Another 9/11 may be the black swan event that triggers global stock market meltdown
Major financial institutions like Bank of America see the end of the bull market next year. They predict stocks pushing higher in the first half followed by all sorts of potential trouble after that.
Some experts say the new crisis could happen because of economic factors like an inflation hike or tight monetary policy by the US Federal Reserve. However, the crisis is much more likely, if an external shock hits the world, warn analysts.
“In general, this can be any significant event, for example, military actions. The effect will be stronger if negative events happen one after another. In such a situation, there can be a plunge in stock prices and deleveraging would start. All risky assets will begin to get cheaper in a spiral. This is the standard development of the crisis,” financial analyst Timur Nigmatullin told RIA Novosti.
According to the analyst, geopolitical risks are difficult to predict and can happen without notice. At the time of terror attacks like 9/11 or military actions, hyperinflated assets are most vulnerable.
The S&P 500, the American stock market index based on the market capitalizations of the 500 largest companies listed on the NYSE or NASDAQ, has grown almost 40 percent in a year and a half. The index has been increasing steadily since the financial crisis started a decade ago, when it slipped 38.49 percent, its worst yearly percentage loss.
The other probable risks for the global economy include the crisis in the Italian banking sector and likely difficulties facing the Chinese leadership handling ongoing economic growth.
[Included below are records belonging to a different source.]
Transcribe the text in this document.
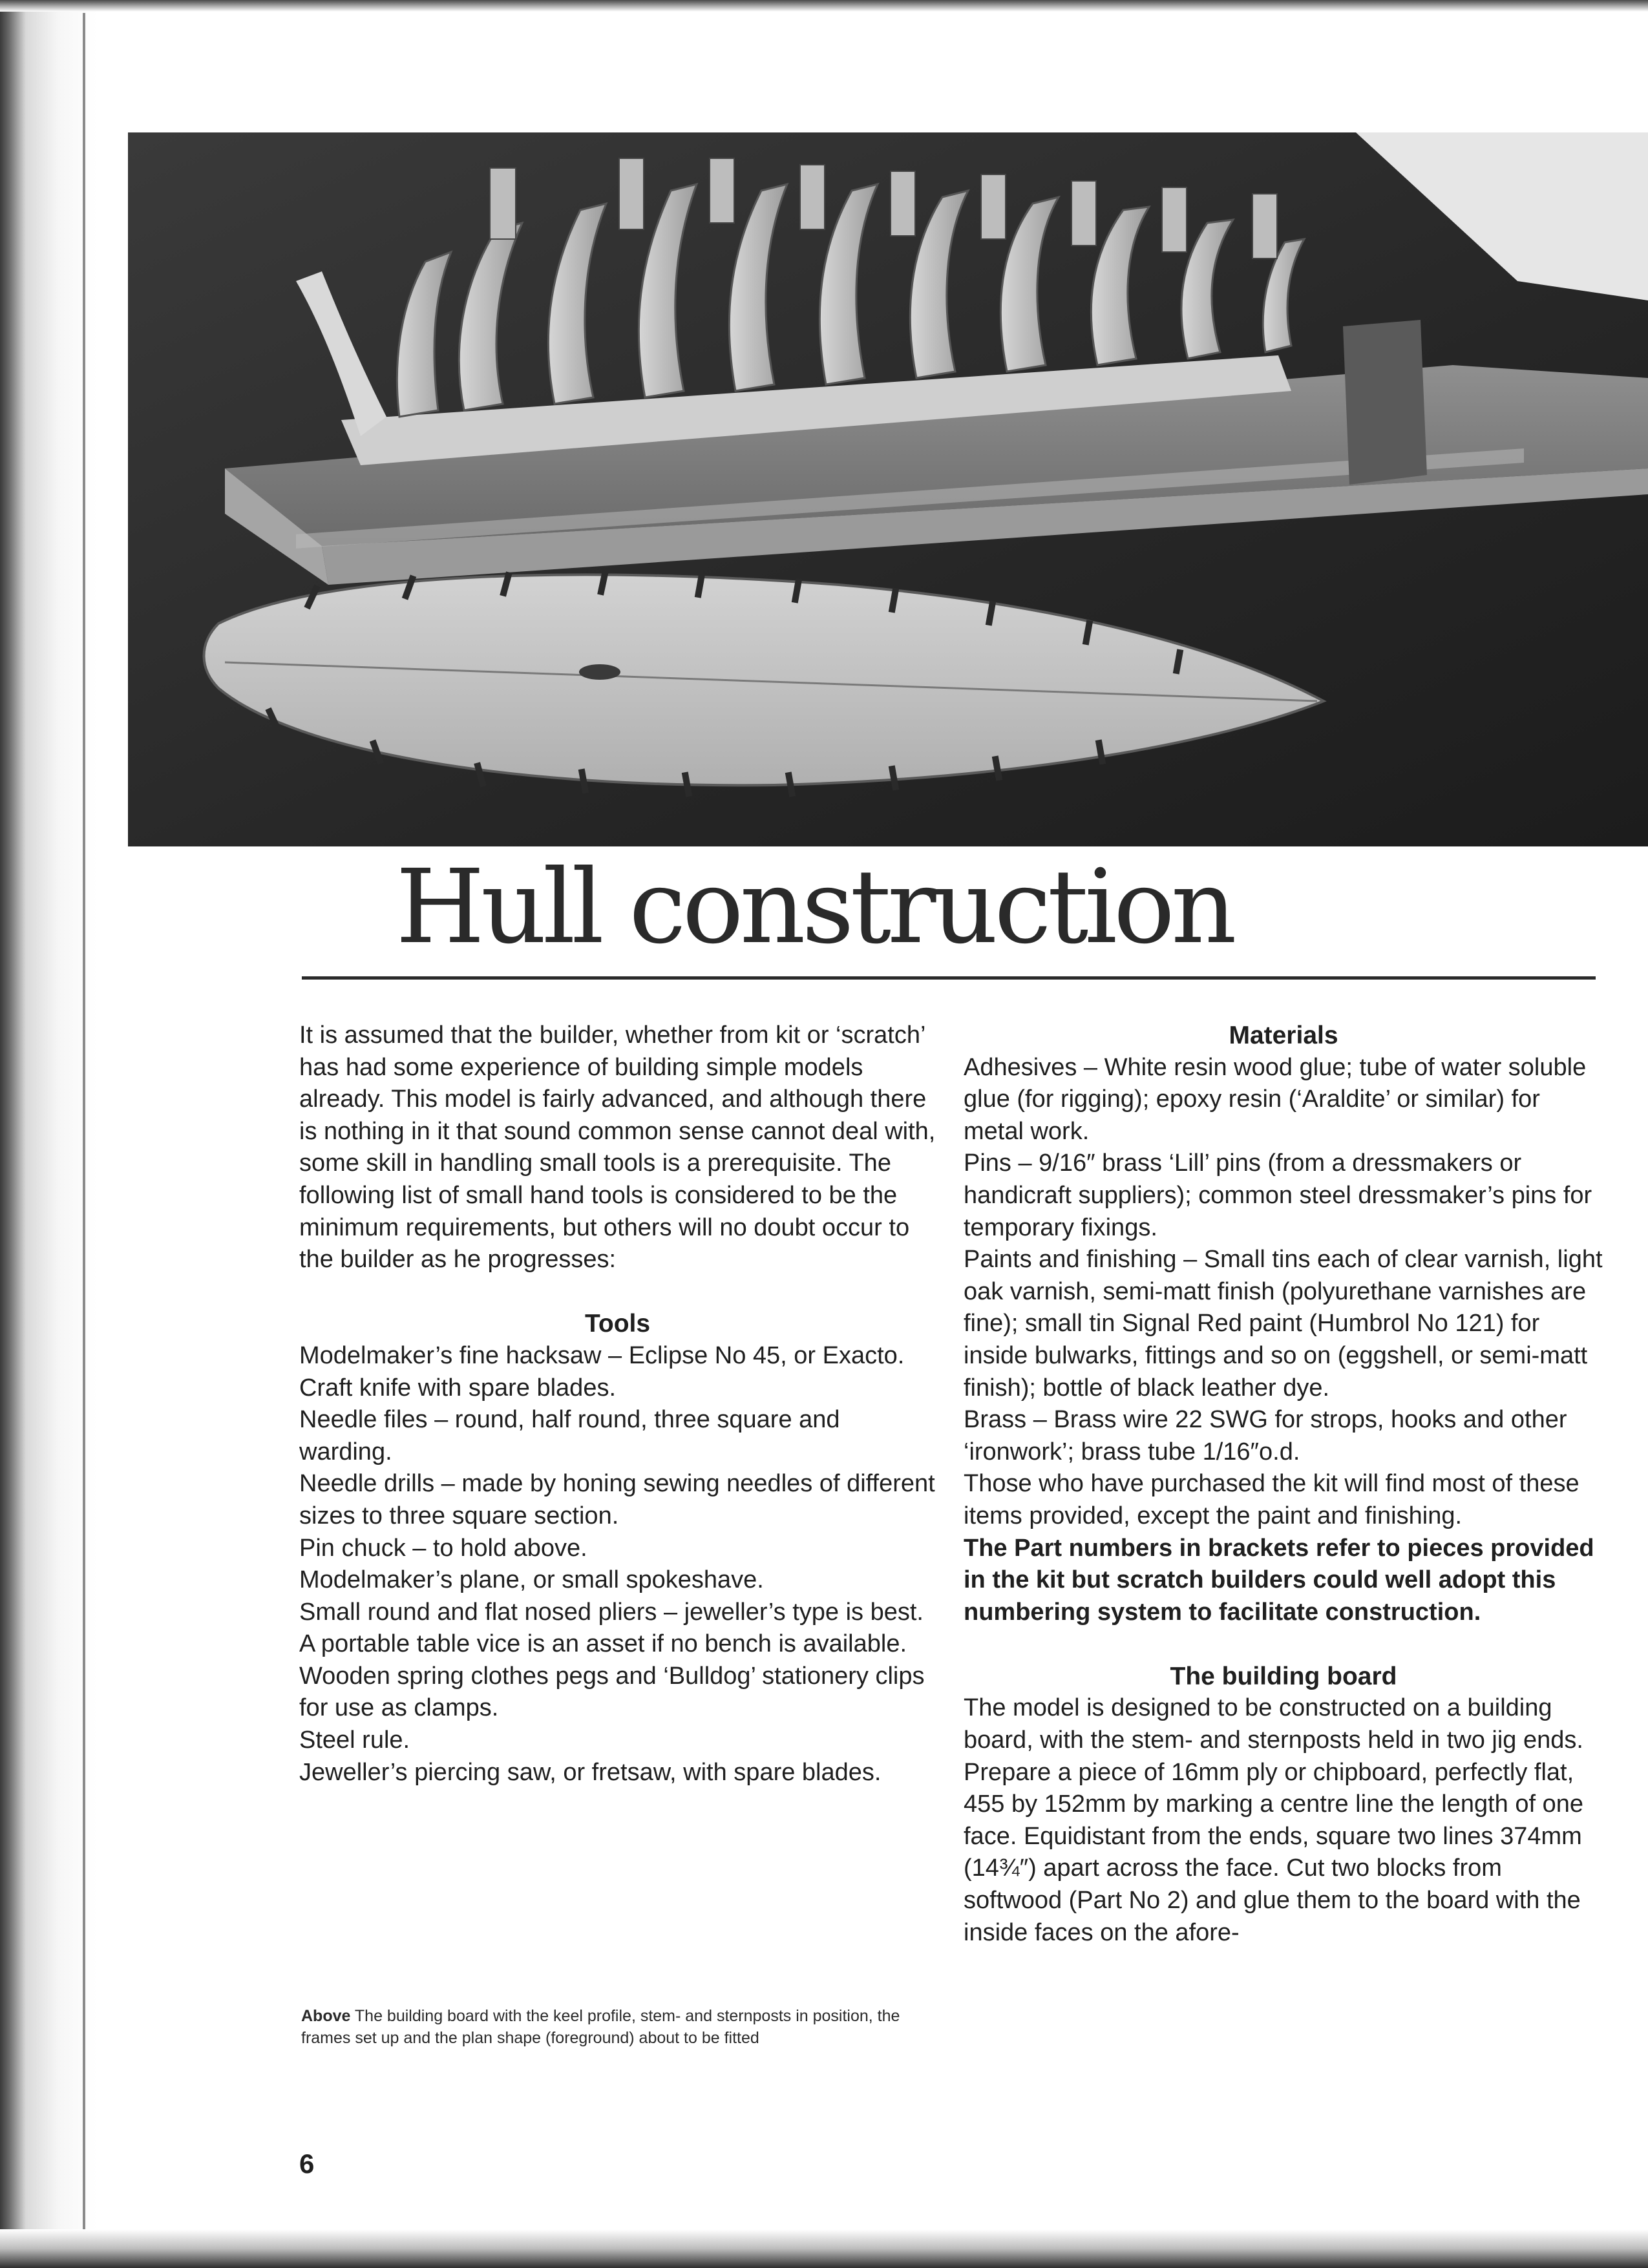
Hull construction

It is assumed that the builder, whether from kit or ‘scratch’ has had some experience of building simple models already. This model is fairly advanced, and although there is nothing in it that sound common sense cannot deal with, some skill in handling small tools is a prerequisite. The following list of small hand tools is considered to be the minimum requirements, but others will no doubt occur to the builder as he progresses:

Tools

Modelmaker’s fine hacksaw – Eclipse No 45, or Exacto.

Craft knife with spare blades.

Needle files – round, half round, three square and warding.

Needle drills – made by honing sewing needles of different sizes to three square section.

Pin chuck – to hold above.

Modelmaker’s plane, or small spokeshave.

Small round and flat nosed pliers – jeweller’s type is best.

A portable table vice is an asset if no bench is available.

Wooden spring clothes pegs and ‘Bulldog’ stationery clips for use as clamps.

Steel rule.

Jeweller’s piercing saw, or fretsaw, with spare blades.

Above The building board with the keel profile, stem- and sternposts in position, the frames set up and the plan shape (foreground) about to be fitted

Materials

Adhesives – White resin wood glue; tube of water soluble glue (for rigging); epoxy resin (‘Araldite’ or similar) for metal work.

Pins – 9/16″ brass ‘Lill’ pins (from a dressmakers or handicraft suppliers); common steel dressmaker’s pins for temporary fixings.

Paints and finishing – Small tins each of clear varnish, light oak varnish, semi-matt finish (polyurethane varnishes are fine); small tin Signal Red paint (Humbrol No 121) for inside bulwarks, fittings and so on (eggshell, or semi-matt finish); bottle of black leather dye.

Brass – Brass wire 22 SWG for strops, hooks and other ‘ironwork’; brass tube 1/16″o.d.

Those who have purchased the kit will find most of these items provided, except the paint and finishing.

The Part numbers in brackets refer to pieces provided in the kit but scratch builders could well adopt this numbering system to facilitate construction.

The building board

The model is designed to be constructed on a building board, with the stem- and sternposts held in two jig ends. Prepare a piece of 16mm ply or chipboard, perfectly flat, 455 by 152mm by marking a centre line the length of one face. Equidistant from the ends, square two lines 374mm (14¾″) apart across the face. Cut two blocks from softwood (Part No 2) and glue them to the board with the inside faces on the afore-

6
“In the near future, Chinese society must adapt to its higher income and deepen integration into the global economy. When this transformation begins, there may be a capital outflow from China: investors will be afraid of possible problems in this direction," Nigmatullin said.
The black swan theory was developed by author Nassim Nicholas Taleb to explain an event that comes as a surprise, has a significant effect, and is often inappropriately rationalized after the fact with the benefit of hindsight. The term is based on an ancient saying which presumed black swans did not exist, but the saying was rewritten after black swans were discovered in the wild.